During the initial period (1985–87) of Mikhail Gorbachev's time in power, he talked about modifying central planning but did not make any truly fundamental changes (uskoreniye; "acceleration"). Gorbachev and his team of economic advisors then introduced more fundamental reforms, which became known as perestroika (restructuring).

At the June 1987 plenary session of the Central Committee of the Communist Party of the Soviet Union, Gorbachev presented his "basic theses", which laid the political foundation of economic reform for the remainder of the existence of the Soviet Union.

In July 1987, the Supreme Soviet of the Soviet Union passed the Law on State Enterprise. The law stipulated that state enterprises were free to determine output levels based on demand from consumers and other enterprises. Enterprises had to fulfill state orders, but they could dispose of the remaining output as they saw fit. However, at the same time the state still held control over the means of production for these enterprises, thus limiting their ability to enact full-cost accountability. Enterprises bought input from suppliers at negotiated contract prices. Under the law, enterprises became self-financing; that is, they had to cover expenses (wages, taxes, supplies, and debt service) through revenues. No longer was the government to rescue unprofitable enterprises that could face bankruptcy. Finally, the law shifted control over the enterprise operations from ministries to elected workers' collectives. Gosplan's responsibilities were to supply general guidelines and national investment priorities, not to formulate detailed production plans.

The Law on Cooperatives, enacted in May 1988, was perhaps the most radical of the economic reforms during the early part of the Gorbachev era. For the first time since Vladimir Lenin's New Economic Policy was abolished in 1928, the law permitted collective ownership of businesses in the services, manufacturing, and foreign-trade sectors. The law initially imposed high taxes and employment restrictions, but it later revised these to avoid discouraging private-sector activity. Under this provision, cooperative restaurants, shops, and manufacturers became part of the Soviet scene.

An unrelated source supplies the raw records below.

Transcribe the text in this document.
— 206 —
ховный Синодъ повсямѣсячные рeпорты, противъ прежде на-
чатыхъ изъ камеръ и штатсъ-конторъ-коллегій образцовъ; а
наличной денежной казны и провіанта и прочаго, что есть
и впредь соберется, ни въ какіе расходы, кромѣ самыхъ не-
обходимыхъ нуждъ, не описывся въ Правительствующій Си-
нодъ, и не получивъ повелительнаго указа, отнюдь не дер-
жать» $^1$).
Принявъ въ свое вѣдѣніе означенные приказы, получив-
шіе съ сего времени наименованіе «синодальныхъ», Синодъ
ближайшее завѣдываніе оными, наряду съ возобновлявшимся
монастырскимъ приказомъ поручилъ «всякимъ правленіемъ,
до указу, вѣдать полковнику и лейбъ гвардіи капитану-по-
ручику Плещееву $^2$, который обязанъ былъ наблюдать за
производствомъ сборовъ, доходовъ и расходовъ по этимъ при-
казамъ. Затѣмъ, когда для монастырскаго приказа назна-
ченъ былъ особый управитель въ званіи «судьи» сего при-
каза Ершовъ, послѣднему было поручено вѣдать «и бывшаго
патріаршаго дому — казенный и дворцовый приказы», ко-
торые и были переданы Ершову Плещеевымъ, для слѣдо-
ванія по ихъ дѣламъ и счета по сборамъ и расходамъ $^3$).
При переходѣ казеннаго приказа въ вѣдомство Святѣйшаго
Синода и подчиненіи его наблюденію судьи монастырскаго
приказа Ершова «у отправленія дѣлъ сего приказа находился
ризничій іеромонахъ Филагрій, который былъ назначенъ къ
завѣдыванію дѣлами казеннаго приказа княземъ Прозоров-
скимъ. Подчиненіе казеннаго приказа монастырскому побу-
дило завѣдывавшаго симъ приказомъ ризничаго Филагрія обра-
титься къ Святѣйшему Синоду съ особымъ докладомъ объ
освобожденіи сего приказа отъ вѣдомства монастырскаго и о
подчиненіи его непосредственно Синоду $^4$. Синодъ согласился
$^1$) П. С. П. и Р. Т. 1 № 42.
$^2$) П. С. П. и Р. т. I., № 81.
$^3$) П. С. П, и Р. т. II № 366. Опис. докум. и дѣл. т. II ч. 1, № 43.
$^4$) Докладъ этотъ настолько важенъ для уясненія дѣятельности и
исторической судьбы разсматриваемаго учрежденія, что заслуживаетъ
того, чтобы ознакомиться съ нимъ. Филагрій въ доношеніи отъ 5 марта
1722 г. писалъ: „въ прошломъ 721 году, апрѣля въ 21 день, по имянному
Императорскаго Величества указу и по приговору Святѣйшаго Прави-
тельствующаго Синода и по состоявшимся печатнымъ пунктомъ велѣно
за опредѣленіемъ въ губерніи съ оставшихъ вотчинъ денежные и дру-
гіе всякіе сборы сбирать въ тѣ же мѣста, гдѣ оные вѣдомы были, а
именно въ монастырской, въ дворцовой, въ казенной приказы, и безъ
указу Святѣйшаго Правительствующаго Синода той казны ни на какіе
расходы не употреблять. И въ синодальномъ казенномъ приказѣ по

Gorbachev brought perestroika to the Soviet Union's foreign economic sector with measures that Soviet economists considered bold at that time. His program virtually eliminated the monopoly that the Ministry of Foreign Trade had once held on most trade operations. It permitted the ministries of the various industrial and agricultural branches to conduct foreign trade in sectors under their responsibility, rather than having to operate indirectly through the bureaucracy of trade ministry organizations. In addition, regional and local organizations and individual state enterprises were permitted to conduct foreign trade. This change was an attempt to redress a major imperfection in the Soviet foreign trade regime: the lack of contact between Soviet end users and suppliers and their foreign partners.

Alexander Yakovlev was considered to be the intellectual force behind Gorbachev's reform program of glasnost and perestroika. In the summer of 1985, Yakovlev became head of the propaganda department of the CPSU Central Committee. He argued in favor of the reform programs and played a key role in executing those policies.

The most significant of Gorbachev's reforms in the foreign economic sector allowed foreigners to invest in the Soviet Union in the form of joint ventures with Soviet ministries, state enterprises, and cooperatives. The original version of the Soviet Joint Venture Law, which went into effect in June 1987, limited foreign shares of a Soviet venture to 49 percent and required that Soviet citizens occupy the positions of chairman and general manager. After potential Western partners complained, the government revised the regulations to allow majority foreign ownership and control. Under the terms of the Joint Venture Law, the Soviet partner supplied labor, infrastructure, and a potentially large domestic market. The foreign partner supplied capital, technology, entrepreneurial expertise, and in many cases, products and services of world competitive quality.

Gorbachev's economic changes did not do much to restart the country's sluggish economy in the late 1980s. The reforms decentralized things to some extent, although price controls remained, as did the ruble's inconvertibility and most government controls over the means of production.

Comparison with China
Perestroika and Deng Xiaoping's economic reforms have similar origins but very different effects on their respective countries' economies. Both efforts occurred in large socialist countries attempting to liberalize their economies, but while China's GDP has grown consistently since the late 1980s (albeit from a much lower level), national GDP in the USSR and in many of its successor states fell precipitously throughout the 1990s. Gorbachev's reforms were gradualist and maintained many of the macroeconomic aspects of the command economy (including price controls, inconvertibility of the ruble, exclusion of private property ownership, and the government monopoly over most means of production).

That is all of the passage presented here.